Eating meat has several health benefits:
- Reduced appetite and increased metabolism: Many studies have shown that high-protein diets that include meat increase metabolic rate, reduce hunger and promote fullness (48, 49, 50, 51).
- Retention of muscle mass: Animal protein intake is consistently linked to increased muscle mass. In one study in older women, eating beef increased muscle mass and also reduced markers of inflammation (52, 53, 54, 55, 56).
- Stronger bones: Animal protein may improve bone density and strength. In one study, older women with the highest intake of animal protein had a 69% decreased risk of hip fractures (57, 58).
- Better iron absorption: Meat contains heme iron, which your body absorbs better than non-heme iron from plants (59, 60, 61).
Bottom Line: Meat has benefits for appetite, metabolism, iron absorption and the health of your muscles and bones.
Some people choose not to eat meat because they don't believe in killing animals for food when there are other ways to meet nutrition needs.
This is a valid point of view that should be respected.
Others object to animals being raised in large, industrial complexes that are sometimes referred to as "factory farms," which is also very understandable.
These farms are overcrowded and often don't allow animals to get sufficient exercise, sunlight or room to move. To prevent infection, livestock are often given antibiotics, which can lead to antibiotic resistance (62, 63).
The environmental effects of factory farming have also been criticized, particularly the waste produced during raising and slaughtering, as well as the high cost of grain-based meat production (63, 65, 66, 67).
Fortunately, there are alternatives. You can support small farms that raise animals humanely, don't use antibiotics or hormones and provide their animals with natural diets.
Bottom Line: Some object to killing animals for food, inhumane conditions on industrial farms or the environmental effects of raising livestock.
Here's how to ensure you're consuming meat in a way that's healthiest for you and the planet:
- Choose fresh products: Fresh meat will always be healthier for you than processed varieties.

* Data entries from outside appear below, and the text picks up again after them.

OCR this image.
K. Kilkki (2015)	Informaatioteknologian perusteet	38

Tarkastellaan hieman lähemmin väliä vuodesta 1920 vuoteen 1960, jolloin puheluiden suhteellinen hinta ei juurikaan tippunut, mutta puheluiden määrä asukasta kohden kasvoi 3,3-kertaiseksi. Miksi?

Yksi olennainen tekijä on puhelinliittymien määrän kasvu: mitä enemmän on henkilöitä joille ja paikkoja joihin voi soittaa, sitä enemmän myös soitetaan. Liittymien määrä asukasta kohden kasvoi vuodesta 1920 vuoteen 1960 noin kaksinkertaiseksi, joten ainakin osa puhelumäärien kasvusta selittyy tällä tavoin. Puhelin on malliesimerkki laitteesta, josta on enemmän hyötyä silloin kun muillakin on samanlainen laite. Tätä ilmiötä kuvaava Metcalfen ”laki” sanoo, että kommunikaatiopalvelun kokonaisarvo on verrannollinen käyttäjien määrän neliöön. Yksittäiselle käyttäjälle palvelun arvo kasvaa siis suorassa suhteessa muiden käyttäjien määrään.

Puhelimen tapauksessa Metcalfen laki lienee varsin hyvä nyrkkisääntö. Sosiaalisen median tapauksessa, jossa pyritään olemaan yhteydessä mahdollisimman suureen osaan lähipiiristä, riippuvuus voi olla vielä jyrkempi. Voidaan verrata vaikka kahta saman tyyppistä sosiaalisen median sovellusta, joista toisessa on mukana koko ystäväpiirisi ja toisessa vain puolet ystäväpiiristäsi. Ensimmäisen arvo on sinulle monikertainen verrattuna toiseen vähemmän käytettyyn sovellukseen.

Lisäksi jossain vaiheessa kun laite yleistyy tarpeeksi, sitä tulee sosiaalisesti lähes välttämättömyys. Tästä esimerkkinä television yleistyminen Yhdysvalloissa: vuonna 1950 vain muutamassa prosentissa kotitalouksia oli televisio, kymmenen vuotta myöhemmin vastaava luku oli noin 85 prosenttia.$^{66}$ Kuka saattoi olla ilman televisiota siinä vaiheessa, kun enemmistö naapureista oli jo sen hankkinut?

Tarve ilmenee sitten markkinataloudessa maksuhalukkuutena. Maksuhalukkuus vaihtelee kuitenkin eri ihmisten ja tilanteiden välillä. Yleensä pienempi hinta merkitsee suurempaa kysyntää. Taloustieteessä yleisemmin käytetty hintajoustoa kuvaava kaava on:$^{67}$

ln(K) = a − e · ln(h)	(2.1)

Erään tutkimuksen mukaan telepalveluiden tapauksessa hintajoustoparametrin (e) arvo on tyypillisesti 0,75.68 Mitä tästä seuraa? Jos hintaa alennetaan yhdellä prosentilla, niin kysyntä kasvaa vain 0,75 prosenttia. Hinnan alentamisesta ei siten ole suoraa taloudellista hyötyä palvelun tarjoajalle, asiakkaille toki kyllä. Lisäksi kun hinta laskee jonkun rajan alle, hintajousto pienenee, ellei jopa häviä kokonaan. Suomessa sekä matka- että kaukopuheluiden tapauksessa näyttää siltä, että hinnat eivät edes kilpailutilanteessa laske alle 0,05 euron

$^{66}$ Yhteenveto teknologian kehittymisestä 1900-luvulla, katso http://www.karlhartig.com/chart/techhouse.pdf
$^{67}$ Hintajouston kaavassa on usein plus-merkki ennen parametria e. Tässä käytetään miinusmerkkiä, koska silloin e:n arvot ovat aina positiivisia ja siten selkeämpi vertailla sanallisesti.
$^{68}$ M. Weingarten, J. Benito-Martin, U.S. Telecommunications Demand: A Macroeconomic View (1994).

- Give organ meats a try: Add these to your diet to take advantage of their high nutrient content.
- Minimize high-heat cooking: If you grill, barbecue or use another high-heat method, wipe away drippings right away and avoid overcooking or charring.
- Consume unprocessed, plant-based foods: These are high in fiber, contain valuable antioxidants and help make your diet well balanced.
- Choose organic meat from small farms: This is more environmentally friendly and better from an ethical perspective.
- Select grass-fed beef: Cattle that consume a natural diet of grass, rather than grain, produce meat that is higher in healthy omega-3 fatty acids and antioxidants (68, 69, 70).
Bottom Line: To maximize benefits and and minimize risk, choose fresh meat, avoid high-heat cooking, include plant foods in your diet and choose organic or grass-fed whenever possible.
Unprocessed and properly cooked meat has many nutrients and may have some health benefits. If you enjoy eating meat, then there is no compelling health or nutritional reason to stop.
However, if you don't feel right about eating animals, you can also stay healthy by following a well-balanced vegetarian diet.
Ultimately, whether you consume meat is a personal choice and one that others should respect.